Unusual presentation of autoimmune pancreatitis type 1

HISTORY AND ADMISSION FINDINGS A-51-year-old man presented with increasingly severe upper abdominal pain, in reduced general state and mild weight loss. Ten years before the patient had undergone a Kausch-Whipple procedure (pancreaticoduodenectomy) for an inflammatory mass in the pancreas, at that time histologically identified as an inflammatory tumour with chronic pancreatitis. Since then he has had repeated episodes of stenosis of the biliary-digestive anastomosis, associated with acute cholangitis. Laboratory findings on admission revealed liver function tests that were moderately (AST, ALT) or markedly elevated (GGT and AP).

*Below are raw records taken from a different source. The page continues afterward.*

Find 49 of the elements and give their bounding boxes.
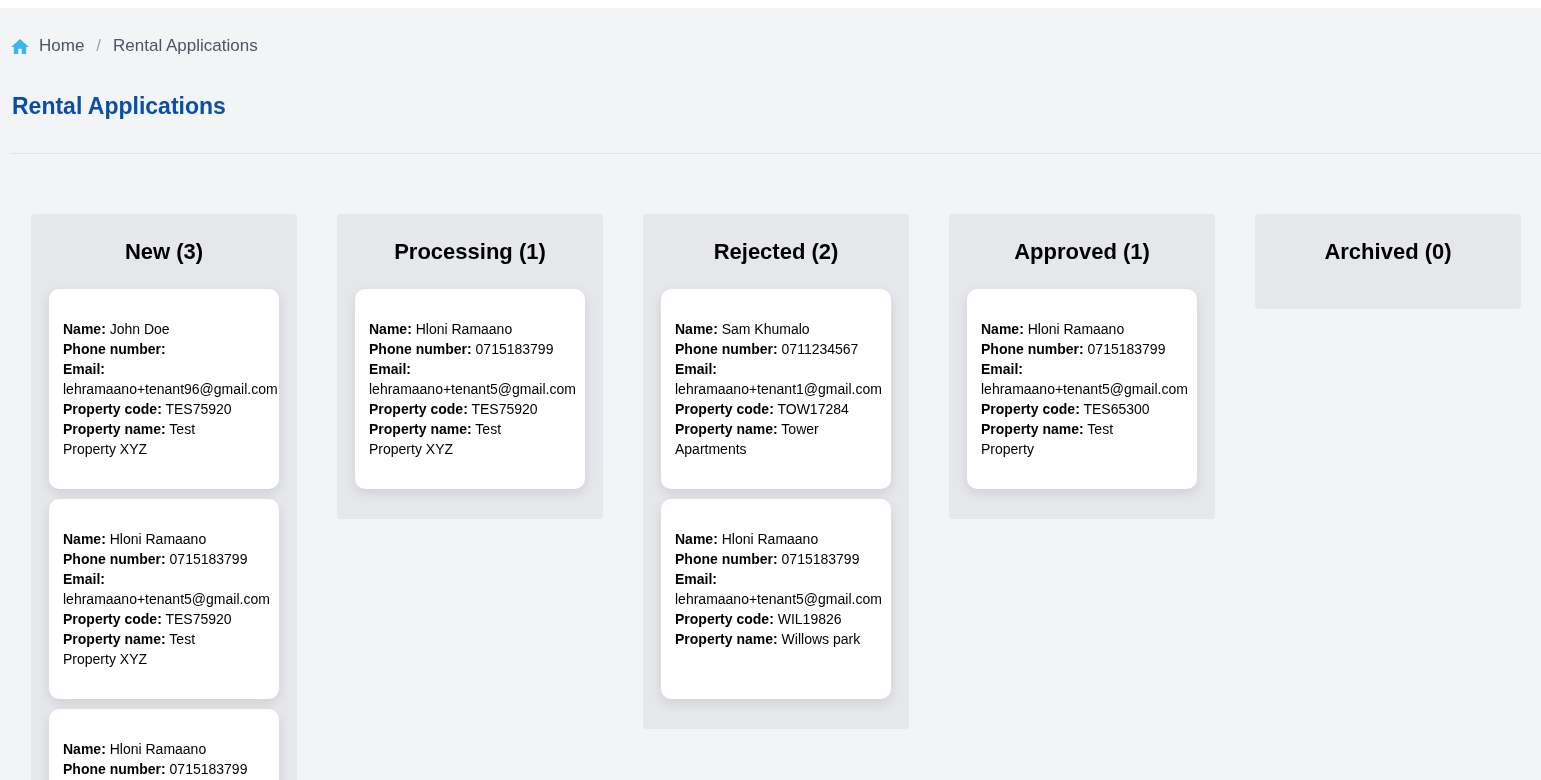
applicant-detail: Name: Hloni Ramaano bbox=[63, 530, 208, 549]
home-icon bbox=[11, 38, 29, 54]
applicant-detail: Email: lehramaano+tenant5@gmail.com bbox=[63, 570, 270, 609]
applicant-detail: Property name: Test Property XYZ bbox=[369, 420, 502, 459]
applicant-detail: Property name: Test Property XYZ bbox=[63, 630, 196, 669]
breadcrumb-separator: / bbox=[95, 35, 103, 57]
applicant-detail: Property code: TES75920 bbox=[63, 400, 233, 419]
application-card[interactable]: Name: Hloni Ramaano Phone number: 0715183799 Email: lehramaano+tenant5@gmail.com Property code: TES75920 Property name: Test Property XYZ bbox=[49, 499, 279, 699]
applicant-detail: Email: lehramaano+tenant1@gmail.com bbox=[675, 360, 882, 399]
applicant-detail: Phone number: 0715183799 bbox=[63, 550, 249, 569]
applicant-detail: Name: John Doe bbox=[63, 320, 171, 339]
applicant-detail: Property name: Tower Apartments bbox=[675, 420, 820, 459]
applicant-detail: Email: lehramaano+tenant5@gmail.com bbox=[369, 360, 576, 399]
applicant-detail: Property code: TES65300 bbox=[981, 400, 1151, 419]
applicant-detail: Phone number: 0715183799 bbox=[369, 340, 555, 359]
applicant-detail: Property name: Test Property XYZ bbox=[63, 420, 196, 459]
applicant-detail: Phone number: 0715183799 bbox=[675, 550, 861, 569]
applicant-detail: Property code: WIL19826 bbox=[675, 610, 843, 629]
applicant-detail: Property name: Test Property bbox=[981, 420, 1114, 459]
column-title: Processing (1) bbox=[393, 238, 547, 266]
column-title: Approved (1) bbox=[1013, 238, 1151, 266]
column-title: Rejected (2) bbox=[712, 238, 840, 266]
applicant-detail: Phone number: bbox=[63, 340, 167, 359]
breadcrumb-home-link[interactable]: Home bbox=[11, 34, 85, 58]
column-title: New (3) bbox=[123, 238, 205, 266]
applicant-detail: Property code: TOW17284 bbox=[675, 400, 850, 419]
applicant-detail: Property code: TES75920 bbox=[63, 610, 233, 629]
applicant-detail: Phone number: 0715183799 bbox=[981, 340, 1167, 359]
application-card[interactable]: Name: Hloni Ramaano Phone number: 0715183799 Email: lehramaano+tenant5@gmail.com Property code: TES65300 Property name: Test Property bbox=[967, 289, 1197, 489]
applicant-detail: Property code: TES75920 bbox=[369, 400, 539, 419]
applicant-detail: Phone number: 0715183799 bbox=[63, 760, 249, 779]
applicant-detail: Name: Hloni Ramaano bbox=[675, 530, 820, 549]
breadcrumb-current: Rental Applications bbox=[113, 35, 258, 57]
application-card[interactable]: Name: Hloni Ramaano Phone number: 0715183799 Email: lehramaano+tenant5@gmail.com Property code: WIL19826 Property name: Willows park bbox=[661, 499, 891, 699]
column-title: Archived (0) bbox=[1323, 238, 1453, 266]
applicant-detail: Phone number: 0711234567 bbox=[675, 340, 860, 359]
application-card[interactable]: Name: Sam Khumalo Phone number: 0711234567 Email: lehramaano+tenant1@gmail.com Property code: TOW17284 Property name: Tower Apartments bbox=[661, 289, 891, 489]
applicant-detail: Name: Hloni Ramaano bbox=[981, 320, 1126, 339]
applicant-detail: Name: Sam Khumalo bbox=[675, 320, 811, 339]
application-card[interactable]: Name: Hloni Ramaano Phone number: 0715183799 bbox=[49, 709, 279, 780]
applicant-detail: Property name: Willows park bbox=[675, 630, 862, 649]
applicant-detail: Email: lehramaano+tenant5@gmail.com bbox=[981, 360, 1188, 399]
applicant-detail: Name: Hloni Ramaano bbox=[63, 740, 208, 759]
application-card[interactable]: Name: John Doe Phone number: Email: lehramaano+tenant96@gmail.com Property code: TES75920 Property name: Test Property XYZ bbox=[49, 289, 279, 489]
application-card[interactable]: Name: Hloni Ramaano Phone number: 0715183799 Email: lehramaano+tenant5@gmail.com Property code: TES75920 Property name: Test Property XYZ bbox=[355, 289, 585, 489]
page-title: Rental Applications bbox=[11, 92, 226, 121]
applicant-detail: Name: Hloni Ramaano bbox=[369, 320, 514, 339]
applicant-detail: Email: lehramaano+tenant5@gmail.com bbox=[675, 570, 882, 609]
applicant-detail: Email: lehramaano+tenant96@gmail.com bbox=[63, 360, 278, 399]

INVESTIGATIONS Abdominal ultrasound revealed cuffing of the portal vein and its side-branches with low echogenicity. Magnetic resonance imaging showed periportal edema with irregular bile ducts. Initially the histological examination strongly suggested a peripheral malignant T-cell lymphoma. However, subsequent examination revealed a chronic IgG4-associated, lymphoplasmatic sclerosing inflammation of the biliary tract. TREATMENT AND COURSE Histological re-examination of the 10-year-old pancreatic resection specimens also showed severe lymphoplasmatic infiltrates suggesting a pancreatic manifestation of an IgG4-associated systemic disease (ISD), known nowadays as an type 1 autoimmune pancreatitis (AIP). Based on the initial diagnosis of an invasive periphere malignant T-cell lymphoma of the liver a pre-phase treatment with vincristine, prednisolone followed by one cycle of CHOEP were administered. This resulted in complete remission of the patients symptoms. Once the true diagnosis had been revised this treatment was immediately stopped. Since the patient remained symptom-free, the initially elevated laboratory parameters returned to normal and a remission of low echogenicity cuffing of the portal vein was observed and no further steroid treatment was administered. Ursodesocycholic acid was then given as the only drug, to prevent any further episodes of cholangitis. CONCLUSIONS Autoimmune pancreatitis continues to be frequently unrecognized in clinical practice. But because it responds well to corticosteroids, this clinical entity should be considered in the differential diagnosis of unclear inflammatory changes and strictures of the pancreatic and biliary tracts or even, if necessary, looked for retrospectively in resected pancreas specimens.